What I need to do is mark the previous 12 periods for any CalendarId. I was wondering if I could achieve this with ROW_NUMBER, with the field CurrentPeriod WHERE = 1 will be 1 and all periods before will start to be numbered 2, 3, 4, 5 and so on.

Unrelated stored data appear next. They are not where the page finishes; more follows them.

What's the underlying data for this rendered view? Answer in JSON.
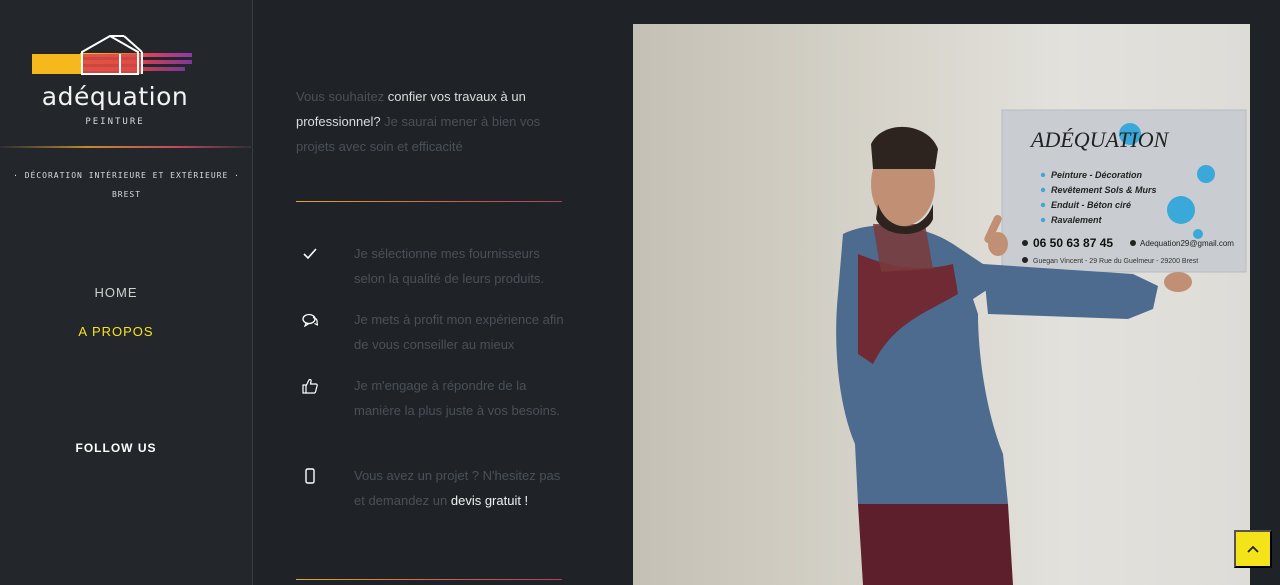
{
  "brand": {
    "name": "adéquation",
    "subtitle": "PEINTURE",
    "tagline_1": "· DÉCORATION INTÉRIEURE ET EXTÉRIEURE ·",
    "tagline_2": "BREST"
  },
  "nav": {
    "items": [
      {
        "label": "HOME",
        "active": false
      },
      {
        "label": "A PROPOS",
        "active": true
      }
    ],
    "follow_label": "FOLLOW US"
  },
  "intro": {
    "part1": "Vous souhaitez ",
    "link1": "confier vos travaux à un professionnel?",
    "part2": "  Je saurai mener à bien vos projets avec soin et efficacité"
  },
  "features": [
    {
      "icon": "checkmark-icon",
      "text": "Je sélectionne mes fournisseurs selon la qualité de leurs produits."
    },
    {
      "icon": "chat-bubbles-icon",
      "text": "Je mets à profit mon expérience afin de vous conseiller au mieux"
    },
    {
      "icon": "thumbs-up-icon",
      "text": "Je m'engage à répondre de la manière la plus juste à vos besoins."
    },
    {
      "icon": "mobile-phone-icon",
      "text": "Vous avez un projet ? N'hesitez pas et demandez un ",
      "highlight": "devis gratuit !"
    }
  ],
  "photo_sign": {
    "title": "ADÉQUATION",
    "services": [
      "Peinture - Décoration",
      "Revêtement Sols & Murs",
      "Enduit - Béton ciré",
      "Ravalement"
    ],
    "phone": "06 50 63 87 45",
    "email": "Adequation29@gmail.com",
    "address": "Guegan Vincent - 29 Rue du Guelmeur - 29200 Brest"
  },
  "colors": {
    "accent_yellow": "#f7e21b",
    "sidebar_bg": "#23272c",
    "page_bg": "#1f2328"
  },
  "scroll_top": {
    "icon": "chevron-up-icon"
  }
}
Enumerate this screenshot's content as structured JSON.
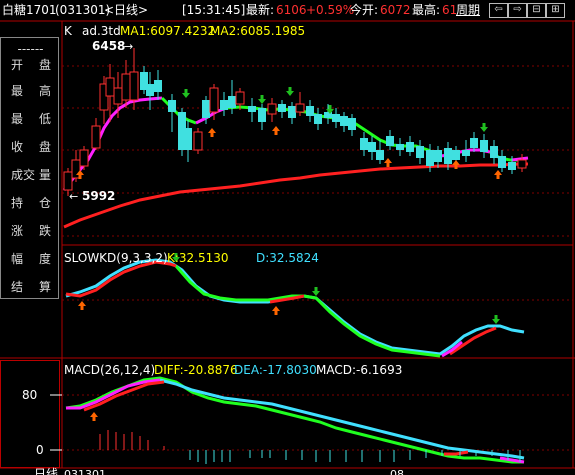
{
  "title_bar": {
    "instrument": "白糖1701",
    "code": "(031301)",
    "period": "<日线>",
    "time": "[15:31:45]",
    "latest_label": "最新:",
    "latest_value": "6106",
    "change_pct": "+0.59%",
    "open_label": "今开:",
    "open_value": "6072",
    "high_label": "最高:",
    "high_value": "61",
    "period_button": "周期",
    "nav_icons": [
      "arrow-left-icon",
      "arrow-right-icon",
      "zoom-out-icon",
      "zoom-in-icon"
    ],
    "nav_glyphs": [
      "⇦",
      "⇨",
      "⊟",
      "⊞"
    ]
  },
  "side_panel": {
    "dash": "------",
    "items": [
      {
        "a": "开",
        "b": "盘"
      },
      {
        "a": "最",
        "b": "高"
      },
      {
        "a": "最",
        "b": "低"
      },
      {
        "a": "收",
        "b": "盘"
      },
      {
        "a": "成交",
        "b": "量"
      },
      {
        "a": "持",
        "b": "仓"
      },
      {
        "a": "涨",
        "b": "跌"
      },
      {
        "a": "幅",
        "b": "度"
      },
      {
        "a": "结",
        "b": "算"
      }
    ]
  },
  "main_chart": {
    "legend_k": "K",
    "legend_name": "ad.3td",
    "ma1_label": "MA1:6097.4232",
    "ma2_label": "MA2:6085.1985",
    "high_marker": "6458",
    "low_marker": "5992"
  },
  "kd_chart": {
    "title": "SLOWKD(9,3,3,2)",
    "k_label": "K:32.5130",
    "d_label": "D:32.5824"
  },
  "macd_chart": {
    "title": "MACD(26,12,4)",
    "diff_label": "DIFF:-20.8876",
    "dea_label": "DEA:-17.8030",
    "macd_label": "MACD:-6.1693",
    "axis_80": "80",
    "axis_0": "0"
  },
  "bottom_bar": {
    "text1": "日线",
    "text2": "031301",
    "text3": "08"
  },
  "colors": {
    "up": "#ff3030",
    "down": "#40e0e0",
    "ma_magenta": "#ff20ff",
    "ma_green": "#20ff20",
    "ma_red": "#ff2020",
    "kd_k": "#40e0ff",
    "kd_d_up": "#ff2020",
    "arrow_up": "#ff6600",
    "arrow_down": "#20c020",
    "yellow": "#ffff00",
    "frame": "#b00000"
  }
}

I don't know how to do this though.
So something like this:
SELECT * FROM (
select rcp.CalendarPeriodId,rc.CalendarId,rcp.CalendarYearId,rcp.PeriodNumber,rcp.PeriodStartDate,rcp.PeriodEndDate,
ROW_NUMBER() OVER(ORDER BY PeriodStartDate DESC) AS CurrentPeriod
from RentCalendarPeriod rcp
LEFT JOIN RentCalendarYear rcy ON rcy.CalenderYearId = rcp.CalendarYearId
LEFT JOIN RentCalendar rc ON rc.CalendarId = rcy.CalendarId)
WHERE currentperiod <= 12
I'm not sure if I understood you correctly.. this will give you for the latests week 1, second one 2 , third one 3 and so on in CurrentPeriod column
Something like this:
;WITH CTE AS (
SELECT rcp.CalendarPeriodId, rc.CalendarId, rcp.CalendarYearId,
rcp.PeriodNumber, rcp.PeriodStartDate, rcp.PeriodEndDate,
ROW_NUMBER() OVER (ORDER BY rcp.CalendarPeriodId) AS rn,
CASE
WHEN GETDATE() BETWEEN rcp.PeriodStartDate AND
rcp.PeriodEndDate THEN 1
ELSE 0
END AS 'CurrentPeriod'
FROM RentCalendarPeriod rcp
LEFT JOIN RentCalendarYear rcy ON rcy.CalenderYearId = rcp.CalendarYearId
LEFT JOIN RentCalendar rc ON rc.CalendarId = rcy.CalendarId
)
SELECT CalendarPeriodId, CalendarId, CalendarYearId,
PeriodNumber, PeriodStartDate, PeriodEndDate,
'CurrentPeriod',
(t.rn + 1) - c.rn AS rn
FROM CTE AS c
CROSS JOIN (SELECT rn FROM CTE WHERE 'CurrentPeriod' = 1) AS t
WHERE rn BETWEEN t.rn - 11 AND t.rn
This will return 12 records, the one having CurrentPeriod = 1 and the previous 11 records. Field rn enumerates records starting from the one having CurrentPeriod = 1.